Enacted in January, the congestion pricing policy aims to reduce traffic, improve air quality and divert more funds to public transportation improvements. 

The idea for the tracker stemmed from the University of Chicago’s Econometrics Game — in which teams of one to four undergraduates from universities across the nation are given 12 hours with a dataset to devise and answer a question of economic importance. Moshes has regularly participated in the competition, and in 2023, his assigned dataset was on New York City taxi rides. 

“We were looking through that set, and I noticed that there was one variable called the ‘congestion pricing surcharge,’ and I was like, ‘What is that?’” Moshes recalled. “Everything else made sense, but that specific variable was confusing.” 

In 2023, when Moshes was researching the project, the charge was only applicable to taxis and ridesharing services. Still, it held his interest enough to bring the idea to Brown Professor of Economics Emily Oster in 2024 as a potential thesis topic. Oster was enthusiastic about the idea and advised Moshes that a new version of the program, which would include passenger vehicles and increase the charges, would be rolled out later that year. 

Everyone had a really favorable reaction, and it actually didn’t depend on whether people were pro- or anti-congestion pricing. They were just thankful for the data existing.

Benjamin Moshes Class of 2025
 
Headshot of Benjamin Moshes

Inspired by Oster’s ideas for the project, Moshes worked under her guidance — and pulled in his brother Joshua, a first-year student at Northeastern University studying computer science — to create the Congestion Pricing Tracker. The tracker uses real-time traffic data from Google Maps to calculate commute times for certain routes in and out of the congestion zone. According to Moshes, he and his brother collected Google Maps traffic data for 19 different routes, finding the shortest time to get from “point A to point B” for every route; the site collects data every 15 minutes for each route, resulting in nearly 2,000 data points per day. 

“I am incredibly impressed with what Benjamin and Joshua were able to do,” Oster said. “Their work represents the kind of creativity and ingenuity that I love in our students — by being brave and putting themselves out there, they managed to do something that no one else had done, exactly when the public needed it.” 

Joshua and Benjamin Moshes stand on the beach for a portrait
Brown senior Benjamin Moshes, right, and his younger brother Joshua combined their respective skills in econometrics and computer science to create the Congestion Pricing Tracker. 

The brothers encountered a potential hurdle in June 2024 when New York Gov. Kathy Hochul announced that the congestion pricing program would be indefinitely postponed. 
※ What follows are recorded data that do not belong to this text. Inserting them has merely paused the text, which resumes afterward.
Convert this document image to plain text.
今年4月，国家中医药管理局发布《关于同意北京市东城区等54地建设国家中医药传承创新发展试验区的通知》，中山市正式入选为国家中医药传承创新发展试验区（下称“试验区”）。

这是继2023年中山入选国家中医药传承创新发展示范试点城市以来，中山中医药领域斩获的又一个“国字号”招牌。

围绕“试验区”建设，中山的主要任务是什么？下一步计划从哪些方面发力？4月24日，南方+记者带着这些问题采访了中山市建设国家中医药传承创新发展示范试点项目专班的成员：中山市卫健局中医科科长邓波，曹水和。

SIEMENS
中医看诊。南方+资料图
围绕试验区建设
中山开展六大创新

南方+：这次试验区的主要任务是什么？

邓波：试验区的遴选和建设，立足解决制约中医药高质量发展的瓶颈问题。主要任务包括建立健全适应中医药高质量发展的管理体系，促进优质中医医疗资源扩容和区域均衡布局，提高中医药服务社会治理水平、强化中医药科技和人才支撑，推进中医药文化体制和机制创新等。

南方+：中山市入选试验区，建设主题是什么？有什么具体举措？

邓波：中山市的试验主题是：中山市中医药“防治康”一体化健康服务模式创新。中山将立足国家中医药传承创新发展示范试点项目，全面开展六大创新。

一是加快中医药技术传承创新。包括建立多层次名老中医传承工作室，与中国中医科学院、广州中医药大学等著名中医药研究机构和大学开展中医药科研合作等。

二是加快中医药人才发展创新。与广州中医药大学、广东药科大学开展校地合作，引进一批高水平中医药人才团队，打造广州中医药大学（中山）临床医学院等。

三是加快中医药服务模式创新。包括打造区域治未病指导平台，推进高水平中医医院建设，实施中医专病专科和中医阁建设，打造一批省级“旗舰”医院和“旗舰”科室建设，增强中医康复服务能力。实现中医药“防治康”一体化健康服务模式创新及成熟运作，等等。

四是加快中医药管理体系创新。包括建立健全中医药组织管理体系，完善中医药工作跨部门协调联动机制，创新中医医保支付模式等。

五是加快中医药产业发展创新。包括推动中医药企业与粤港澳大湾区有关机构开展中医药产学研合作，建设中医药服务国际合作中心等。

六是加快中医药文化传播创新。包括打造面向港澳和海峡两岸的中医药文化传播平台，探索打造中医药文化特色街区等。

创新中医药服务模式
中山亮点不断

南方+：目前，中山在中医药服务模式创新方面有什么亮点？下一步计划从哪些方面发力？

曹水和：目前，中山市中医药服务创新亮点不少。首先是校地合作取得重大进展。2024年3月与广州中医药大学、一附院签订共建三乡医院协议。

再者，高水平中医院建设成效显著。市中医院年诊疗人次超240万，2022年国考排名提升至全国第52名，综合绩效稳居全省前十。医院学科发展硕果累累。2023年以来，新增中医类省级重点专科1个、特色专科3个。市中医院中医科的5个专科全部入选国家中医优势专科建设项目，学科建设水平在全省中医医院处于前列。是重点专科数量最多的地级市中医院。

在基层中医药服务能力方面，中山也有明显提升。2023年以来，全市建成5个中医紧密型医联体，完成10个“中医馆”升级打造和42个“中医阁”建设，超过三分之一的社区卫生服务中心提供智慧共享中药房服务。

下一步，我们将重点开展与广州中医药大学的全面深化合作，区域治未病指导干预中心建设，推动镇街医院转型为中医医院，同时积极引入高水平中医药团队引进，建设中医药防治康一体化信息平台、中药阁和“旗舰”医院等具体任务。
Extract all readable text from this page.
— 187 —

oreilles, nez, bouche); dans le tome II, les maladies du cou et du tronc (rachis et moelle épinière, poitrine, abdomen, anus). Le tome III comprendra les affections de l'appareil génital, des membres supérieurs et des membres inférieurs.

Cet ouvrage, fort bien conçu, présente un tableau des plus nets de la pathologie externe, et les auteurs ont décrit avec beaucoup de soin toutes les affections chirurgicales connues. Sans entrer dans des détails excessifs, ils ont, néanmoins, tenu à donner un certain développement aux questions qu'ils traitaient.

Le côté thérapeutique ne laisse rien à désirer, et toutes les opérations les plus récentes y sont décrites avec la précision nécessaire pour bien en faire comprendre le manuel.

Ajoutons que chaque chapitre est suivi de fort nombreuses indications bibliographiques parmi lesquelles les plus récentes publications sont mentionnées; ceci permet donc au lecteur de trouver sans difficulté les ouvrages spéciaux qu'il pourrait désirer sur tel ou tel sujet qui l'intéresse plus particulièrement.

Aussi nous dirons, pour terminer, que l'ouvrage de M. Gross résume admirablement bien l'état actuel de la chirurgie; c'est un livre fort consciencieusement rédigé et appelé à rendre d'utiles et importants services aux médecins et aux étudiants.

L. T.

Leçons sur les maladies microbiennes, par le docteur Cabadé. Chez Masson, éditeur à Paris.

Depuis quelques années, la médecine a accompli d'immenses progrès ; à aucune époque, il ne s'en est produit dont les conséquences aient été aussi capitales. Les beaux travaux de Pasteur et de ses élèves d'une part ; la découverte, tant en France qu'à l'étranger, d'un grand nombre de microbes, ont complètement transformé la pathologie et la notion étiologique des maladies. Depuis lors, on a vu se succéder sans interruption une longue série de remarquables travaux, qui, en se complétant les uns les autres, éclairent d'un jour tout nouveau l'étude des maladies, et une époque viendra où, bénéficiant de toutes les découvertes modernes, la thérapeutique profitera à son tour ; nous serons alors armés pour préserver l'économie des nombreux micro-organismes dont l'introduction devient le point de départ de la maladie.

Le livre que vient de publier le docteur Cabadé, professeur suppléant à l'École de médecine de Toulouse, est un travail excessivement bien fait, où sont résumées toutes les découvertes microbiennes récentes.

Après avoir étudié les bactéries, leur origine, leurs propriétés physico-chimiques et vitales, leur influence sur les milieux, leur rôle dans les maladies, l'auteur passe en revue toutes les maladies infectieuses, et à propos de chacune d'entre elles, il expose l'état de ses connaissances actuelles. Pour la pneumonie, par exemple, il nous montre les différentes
“We were very bummed out,” Moshes said. “But for some reason, we kept the program running and collecting data. I don’t know, maybe there was some intuition that told us that it wasn’t permanently postponed.” 

Their intuition served them well. The program was eventually revived, and it went into effect in January 2025, by which time the brothers already had a vast repository of data on commute times ready for the public. 

“When the right moment came, we were ready,” Moshes said. “We were there immediately. For the first week or so, we were basically the only source for people to see how it was going — and people were very curious.” 

So curious, in fact, that the brothers were shocked by the reception. Moshes said the cost of keeping the site running was modest at first, about six cents per 100,000 data pull requests. But on the day congestion pricing rolled out, the tracker received more than 300 million pull requests, prompting the brothers to set up a donation page to help cover costs.

The support has been overwhelming, especially from the Brown community, Moshes said. 

“Both on the donation page or in emails, people would sign off with ‘Brown ’88’ or ‘Brown Class of 1992’ or ‘recent Brown grad,’ and it was really heartwarming to see,” he said. “Even in an interview we recently did, it turns out the fact-checker had just graduated from Brown. We got to talk about campus and the Ratty, and it was really cool connecting to the community in that sense.”